Le marché du travail en France en 2026 est marqué par des déséquilibres entre offres et candidatures dans plusieurs secteurs d’activité. Le rapport « Besoins en Main-d’œuvre » (BMO) 2026 publié par France Travail, établissement public chargé de l’emploi, présente les intentions de recrutement des entreprises et les difficultés associées.

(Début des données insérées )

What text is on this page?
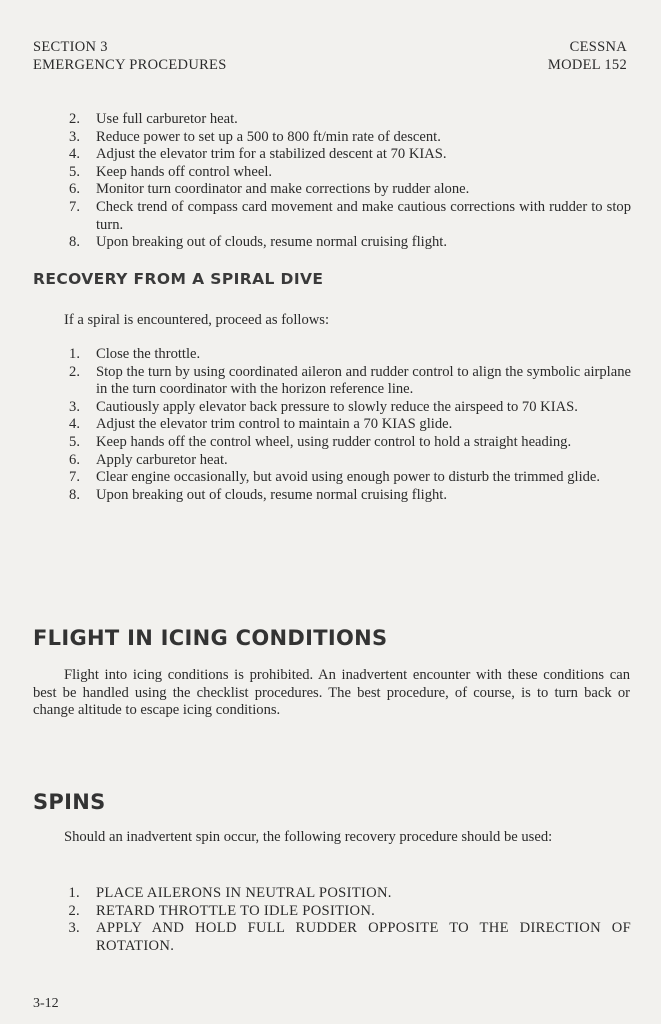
SECTION 3
EMERGENCY PROCEDURES
CESSNA
MODEL 152
2. Use full carburetor heat.
3. Reduce power to set up a 500 to 800 ft/min rate of descent.
4. Adjust the elevator trim for a stabilized descent at 70 KIAS.
5. Keep hands off control wheel.
6. Monitor turn coordinator and make corrections by rudder alone.
7. Check trend of compass card movement and make cautious corrections with rudder to stop turn.
8. Upon breaking out of clouds, resume normal cruising flight.
RECOVERY FROM A SPIRAL DIVE
If a spiral is encountered, proceed as follows:
1. Close the throttle.
2. Stop the turn by using coordinated aileron and rudder control to align the symbolic airplane in the turn coordinator with the horizon reference line.
3. Cautiously apply elevator back pressure to slowly reduce the airspeed to 70 KIAS.
4. Adjust the elevator trim control to maintain a 70 KIAS glide.
5. Keep hands off the control wheel, using rudder control to hold a straight heading.
6. Apply carburetor heat.
7. Clear engine occasionally, but avoid using enough power to disturb the trimmed glide.
8. Upon breaking out of clouds, resume normal cruising flight.
FLIGHT IN ICING CONDITIONS

Flight into icing conditions is prohibited. An inadvertent encounter with these conditions can best be handled using the checklist procedures. The best procedure, of course, is to turn back or change altitude to escape icing conditions.

SPINS

Should an inadvertent spin occur, the following recovery procedure should be used:

1. PLACE AILERONS IN NEUTRAL POSITION.
2. RETARD THROTTLE TO IDLE POSITION.
3. APPLY AND HOLD FULL RUDDER OPPOSITE TO THE DIRECTION OF ROTATION.
3-12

L’étude met en évidence une proportion importante de postes non pourvus malgré des volumes d’embauche élevés. France Travail indique que les tensions de recrutement concernent différents métiers, en particulier dans les services à la personne, la restauration, la logistique et la grande distribution. Selon les données du rapport, 43,1 % des recrutements prévus en 2026 sont considérés comme difficiles à réaliser. Les principales causes identifiées sont le manque de candidats disponibles et l’adéquation insuffisante entre profils et besoins des employeurs, auxquels s’ajoute la perception des conditions de travail.
Les projections du rapport détaillent plusieurs métiers concernés par ces besoins. Les aides à domicile et auxiliaires de vie représentent environ 70 000 projets de recrutement. Dans le secteur de la restauration, les aides de cuisine et employés polyvalents totalisent près de 100 000 intentions d’embauche, tandis que les serveurs dépassent 90 000 postes envisagés. Les agents d’entretien des locaux comptabilisent plus de 80 000 projets de recrutement. Dans la grande distribution, les employés de libre-service représentent environ 60 000 embauches prévues.
Une évolution des critères de recrutement dans plusieurs secteurs selon France Travail
Les données du rapport indiquent une évolution des pratiques de recrutement dans les entreprises confrontées à ces difficultés. Dans plusieurs secteurs, les exigences liées aux diplômes sont réduites, avec une prise en compte plus importante des compétences comportementales et de la capacité d’adaptation. Les employeurs recourent davantage à des formations internes pour intégrer les nouveaux salariés.
France Travail rapporte que « 63,1 % des recruteurs ont embauché du personnel moins qualifié que prévu initialement » et que « 73,7 % d’entre eux ont baissé leurs exigences en matière d’expérience ». Ces ajustements concernent principalement les métiers pour lesquels les difficultés de recrutement sont les plus élevées.

Le rapport mentionne également que certains postes restent vacants malgré l’adaptation des critères de sélection. Les employeurs évoquent le nombre limité de candidatures et des niveaux de rémunération perçus comme insuffisants pour attirer davantage de profils.
Ces tendances concernent particulièrement les jeunes entrants sur le marché du travail ainsi que les personnes engagées dans une reconversion professionnelle. Ces publics représentent une part importante des recrutements ciblés dans les secteurs en tension identifiés par le rapport BMO 2026.